Ein Härtefall kann im vorliegenden Fall aber nicht zu einer Aufhebung oder Reduzierung der Sanktion führen, weil Härtefall und Wohlverhalten für Sanktionszeiträume, die vor dem 05.11.2019 abgelaufen sind, nicht zu prüfen sind. Der Sanktionszeitraum war hier aber März, April und Mai 2018.

Diese zeitliche Einschränkung der Anwendung der Entscheidung des BVerfG ergibt sich aus Teil D II. dieses Urteils (Rn. 218 ff). Unter D II. Ziffer 1. (Rn. 218) stellte das BVerfG fest, dass die Sanktionsregelungen der § 31a Abs. 1 Sätze 1, 2 und 3 und § 31b SGB II mit den titulierten Einschränkungen (Deckelung auf 30 % des Regelbedarfs, Härtefall- und Wohlverhaltensprüfung) weiterhin anwendbar sind. Dies bezieht sich auf die Zukunft, d.h. auf die Zeit ab Erlass dieses Urteils.

Für die Zeit vor dem 05.11.2019 wurde in D II. Ziffer 2. (Rn. 219 ff) eine differenzierte Regelung getroffen. Der Gesetzgeber ist grundsätzlich nicht verpflichtet, rückwirkend Leistungen ohne Minderungen nach § 31a SGB II festzusetzen (Rn. 219). Bestandskräftige Verwaltungsakte können gemäß § 40 Abs. 3 SGB II nur mit Wirkung für die Zeit nach der Entscheidung des Bundesverfassungsgerichts gemäß § 44 SGB X überprüft werden (Rn. 220). Nicht bestandskräftige Bescheide über Leistungsminderungen nach § 31a Abs. 1 Satz 1 SGB II, die vor der Urteilsverkündung am 05.11.2019 festgestellt wurden, - wie hier - bleiben wirksam (Rn. 221). Damit hat das BVerfG nicht bestandskräftige Sanktionsbescheide nach § 31 Abs. 1 Satz 1 SGB II aus der Regelung unter Ziffer 1. herausgenommen, wonach Sanktionen auf 30 % des Regelbedarfs gedeckelt werden und außerdem Härtefall sowie Wohlverhalten zu prüfen sind. Dann bleibt es für die Zeit ab der Urteilsverkündung bei der Deckelung auf 30 % des Regelbedarfs, die das BVerfG in Rn. 222 für die erste wiederholte Pflichtverletzung nach § 31a Abs. 1 Satz 2 SGB II und die weitere wiederholte Pflichtverletzung nach § 31a Abs. 1 Satz 3 SGB II festgelegt hat.

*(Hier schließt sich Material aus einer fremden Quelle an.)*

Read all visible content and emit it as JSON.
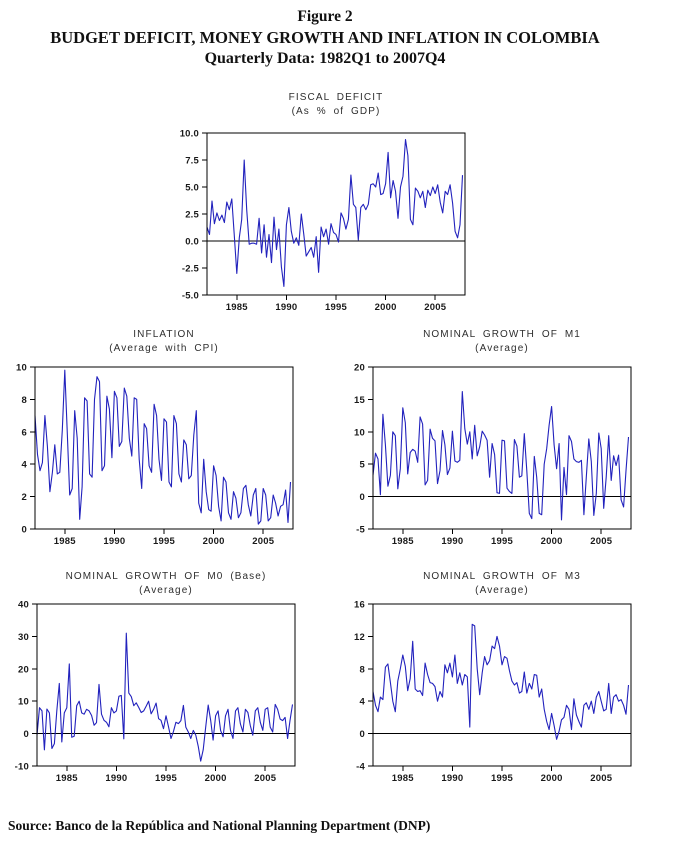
{
  "header": {
    "figure_label": "Figure 2",
    "title": "BUDGET DEFICIT, MONEY GROWTH AND INFLATION IN COLOMBIA",
    "subtitle": "Quarterly Data: 1982Q1 to 2007Q4"
  },
  "source_note": "Source: Banco de la República and National Planning Department (DNP)",
  "colors": {
    "line": "#2222bd",
    "axis": "#000000",
    "tick_label": "#1a1a1a",
    "chart_title": "#2e2e2e"
  },
  "x_axis": {
    "range": [
      1982,
      2008
    ],
    "ticks": [
      1985,
      1990,
      1995,
      2000,
      2005
    ],
    "unit": "year",
    "frequency": "quarterly"
  },
  "chart_data": [
    {
      "id": "fiscal-deficit",
      "type": "line",
      "title": "FISCAL DEFICIT",
      "subtitle": "(As % of GDP)",
      "ylim": [
        -5.0,
        10.0
      ],
      "yticks": [
        -5.0,
        -2.5,
        0.0,
        2.5,
        5.0,
        7.5,
        10.0
      ],
      "ytick_labels": [
        "-5.0",
        "-2.5",
        "0.0",
        "2.5",
        "5.0",
        "7.5",
        "10.0"
      ],
      "zero_line": true,
      "x_start": 1982.0,
      "x_step": 0.25,
      "values": [
        1.3,
        0.6,
        3.7,
        1.6,
        2.6,
        1.9,
        2.4,
        1.7,
        3.6,
        2.9,
        3.9,
        0.5,
        -3.0,
        0.3,
        2.0,
        7.5,
        2.9,
        -0.3,
        -0.2,
        -0.2,
        -0.3,
        2.1,
        -1.1,
        1.5,
        -1.5,
        0.6,
        -2.0,
        2.2,
        -0.8,
        1.1,
        -2.4,
        -4.2,
        1.5,
        3.1,
        0.9,
        -0.2,
        0.3,
        -0.4,
        2.5,
        0.6,
        -1.4,
        -1.0,
        -0.6,
        -1.5,
        0.4,
        -2.9,
        1.3,
        0.4,
        1.1,
        -0.3,
        1.6,
        0.8,
        0.6,
        -0.1,
        2.6,
        2.1,
        1.1,
        2.0,
        6.1,
        3.4,
        3.1,
        0.1,
        3.1,
        3.4,
        2.9,
        3.4,
        5.2,
        5.3,
        5.0,
        6.3,
        4.3,
        4.4,
        5.3,
        8.2,
        4.0,
        5.6,
        4.6,
        2.1,
        5.0,
        6.0,
        9.4,
        7.9,
        2.0,
        1.5,
        4.9,
        4.6,
        4.0,
        4.6,
        3.1,
        4.7,
        4.2,
        5.0,
        4.4,
        5.2,
        3.6,
        2.6,
        4.6,
        4.3,
        5.2,
        3.5,
        0.9,
        0.3,
        1.5,
        6.1
      ]
    },
    {
      "id": "inflation",
      "type": "line",
      "title": "INFLATION",
      "subtitle": "(Average with CPI)",
      "ylim": [
        0,
        10
      ],
      "yticks": [
        0,
        2,
        4,
        6,
        8,
        10
      ],
      "ytick_labels": [
        "0",
        "2",
        "4",
        "6",
        "8",
        "10"
      ],
      "zero_line": false,
      "x_start": 1982.0,
      "x_step": 0.25,
      "values": [
        7.0,
        4.6,
        3.6,
        4.1,
        7.0,
        5.1,
        2.3,
        3.5,
        5.2,
        3.4,
        3.5,
        6.1,
        9.8,
        5.9,
        2.1,
        2.5,
        7.3,
        5.6,
        0.6,
        2.6,
        8.1,
        7.9,
        3.4,
        3.2,
        8.0,
        9.4,
        9.1,
        3.6,
        3.9,
        8.2,
        7.4,
        4.4,
        8.5,
        8.1,
        5.1,
        5.4,
        8.7,
        8.2,
        5.6,
        4.5,
        8.1,
        8.0,
        4.3,
        2.5,
        6.5,
        6.2,
        3.9,
        3.5,
        7.7,
        7.0,
        4.3,
        3.0,
        6.8,
        6.6,
        2.9,
        2.6,
        7.0,
        6.5,
        3.4,
        2.9,
        5.5,
        5.2,
        3.1,
        3.3,
        5.8,
        7.3,
        1.6,
        1.0,
        4.3,
        2.3,
        1.2,
        1.1,
        3.9,
        3.3,
        1.4,
        0.5,
        3.2,
        2.9,
        1.0,
        0.6,
        2.3,
        1.9,
        0.7,
        1.0,
        2.5,
        2.7,
        1.5,
        0.8,
        2.1,
        2.5,
        0.3,
        0.5,
        2.5,
        2.1,
        0.5,
        0.7,
        2.1,
        1.6,
        0.8,
        1.4,
        1.5,
        2.4,
        0.4,
        2.9
      ]
    },
    {
      "id": "nominal-growth-m1",
      "type": "line",
      "title": "NOMINAL GROWTH OF M1",
      "subtitle": "(Average)",
      "ylim": [
        -5,
        20
      ],
      "yticks": [
        -5,
        0,
        5,
        10,
        15,
        20
      ],
      "ytick_labels": [
        "-5",
        "0",
        "5",
        "10",
        "15",
        "20"
      ],
      "zero_line": true,
      "x_start": 1982.0,
      "x_step": 0.25,
      "values": [
        3.3,
        6.7,
        5.8,
        0.3,
        12.7,
        8.0,
        1.6,
        3.3,
        10.0,
        9.4,
        1.2,
        4.3,
        13.7,
        11.4,
        3.5,
        6.8,
        7.3,
        7.0,
        5.3,
        12.3,
        11.2,
        1.8,
        2.5,
        10.4,
        9.0,
        8.6,
        2.0,
        4.0,
        10.2,
        8.0,
        3.4,
        4.4,
        10.1,
        5.5,
        5.3,
        5.6,
        16.2,
        10.5,
        8.1,
        10.0,
        5.8,
        11.0,
        6.3,
        7.7,
        10.1,
        9.5,
        8.7,
        3.0,
        8.2,
        6.5,
        0.6,
        0.5,
        8.7,
        8.6,
        1.3,
        0.8,
        0.5,
        8.8,
        7.8,
        3.0,
        3.2,
        9.7,
        4.0,
        -2.6,
        -3.4,
        6.2,
        3.0,
        -2.6,
        -2.8,
        5.0,
        7.4,
        11.0,
        13.9,
        8.0,
        4.3,
        8.2,
        -3.6,
        4.5,
        0.3,
        9.4,
        8.5,
        5.8,
        5.4,
        5.3,
        5.6,
        -2.8,
        3.0,
        8.9,
        5.4,
        -2.9,
        0.5,
        9.8,
        7.4,
        -1.8,
        3.0,
        9.4,
        2.5,
        6.3,
        4.8,
        6.4,
        -0.5,
        -1.6,
        4.0,
        9.2
      ]
    },
    {
      "id": "nominal-growth-m0",
      "type": "line",
      "title": "NOMINAL GROWTH OF M0 (Base)",
      "subtitle": "(Average)",
      "ylim": [
        -10,
        40
      ],
      "yticks": [
        -10,
        0,
        10,
        20,
        30,
        40
      ],
      "ytick_labels": [
        "-10",
        "0",
        "10",
        "20",
        "30",
        "40"
      ],
      "zero_line": true,
      "x_start": 1982.0,
      "x_step": 0.25,
      "values": [
        -0.5,
        8.0,
        7.0,
        -5.0,
        7.6,
        6.4,
        -4.6,
        -3.1,
        7.0,
        15.5,
        -2.6,
        6.4,
        8.0,
        21.5,
        -1.1,
        -0.8,
        8.6,
        10.0,
        6.4,
        6.0,
        7.5,
        7.0,
        5.6,
        2.6,
        3.4,
        15.2,
        6.0,
        4.1,
        3.5,
        2.1,
        8.0,
        6.4,
        7.0,
        11.5,
        11.8,
        -1.6,
        31.0,
        12.5,
        11.4,
        8.6,
        9.5,
        8.1,
        6.5,
        7.0,
        8.5,
        10.0,
        6.1,
        7.5,
        9.4,
        4.6,
        4.1,
        1.5,
        5.5,
        2.1,
        -1.5,
        0.6,
        3.5,
        3.1,
        4.0,
        8.7,
        2.0,
        0.5,
        -1.5,
        1.0,
        -0.5,
        -4.0,
        -8.5,
        -5.0,
        2.0,
        8.8,
        4.0,
        -2.0,
        5.5,
        7.0,
        1.0,
        -1.0,
        5.5,
        7.5,
        1.0,
        -1.5,
        7.0,
        8.0,
        3.0,
        0.5,
        7.5,
        6.5,
        2.5,
        -0.5,
        7.0,
        8.0,
        3.5,
        1.0,
        7.5,
        8.0,
        2.0,
        0.5,
        9.0,
        7.5,
        4.5,
        4.0,
        5.0,
        -1.5,
        4.0,
        9.0
      ]
    },
    {
      "id": "nominal-growth-m3",
      "type": "line",
      "title": "NOMINAL GROWTH OF M3",
      "subtitle": "(Average)",
      "ylim": [
        -4,
        16
      ],
      "yticks": [
        -4,
        0,
        4,
        8,
        12,
        16
      ],
      "ytick_labels": [
        "-4",
        "0",
        "4",
        "8",
        "12",
        "16"
      ],
      "zero_line": true,
      "x_start": 1982.0,
      "x_step": 0.25,
      "values": [
        5.2,
        3.5,
        2.7,
        4.5,
        4.2,
        8.2,
        8.6,
        6.3,
        4.0,
        2.7,
        6.5,
        8.0,
        9.7,
        8.3,
        5.3,
        6.8,
        11.4,
        5.5,
        5.2,
        5.3,
        4.7,
        8.7,
        7.3,
        6.3,
        6.2,
        5.8,
        4.0,
        5.2,
        4.5,
        8.5,
        7.5,
        8.7,
        7.0,
        9.7,
        6.2,
        7.5,
        6.0,
        7.3,
        7.0,
        0.8,
        13.5,
        13.3,
        8.0,
        4.8,
        7.5,
        9.5,
        8.5,
        9.0,
        10.8,
        10.5,
        12.0,
        10.8,
        8.5,
        9.5,
        9.3,
        7.8,
        6.5,
        6.0,
        6.3,
        5.0,
        5.2,
        7.6,
        5.0,
        6.2,
        5.5,
        7.3,
        7.2,
        4.5,
        5.5,
        3.0,
        1.5,
        0.5,
        2.5,
        1.0,
        -0.7,
        0.3,
        1.7,
        2.0,
        3.5,
        3.0,
        0.5,
        4.3,
        2.3,
        1.5,
        0.8,
        3.5,
        3.8,
        3.0,
        4.0,
        2.5,
        4.5,
        5.2,
        4.0,
        2.8,
        3.0,
        6.2,
        2.5,
        4.5,
        4.8,
        4.0,
        4.2,
        3.5,
        2.4,
        6.0
      ]
    }
  ]
}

Diese zeitliche Abgrenzung ist auch in der Sache sinnvoll, weil ein Härtefall rückwirkend kaum mehr zu beheben ist und vor dem Urteil des BVerfG grundsätzlich, abgesehen von der vollständigen Sanktion gegen unter 25-Jährige nach § 31a Abs. 2 Satz 4 SGB II, kein Anlass für eine zeitnahe nachträgliche Mitwirkung oder deren Erklärung bestand.

Die Kostenentscheidung beruht auf § 193 SGG.

Die Berufung wurde wegen grundsätzlicher Bedeutung der Frage nach dem Anwendungszeitraum des Urteils des Bundesverfassungsgerichts vom 05.11.2019 zugelassen.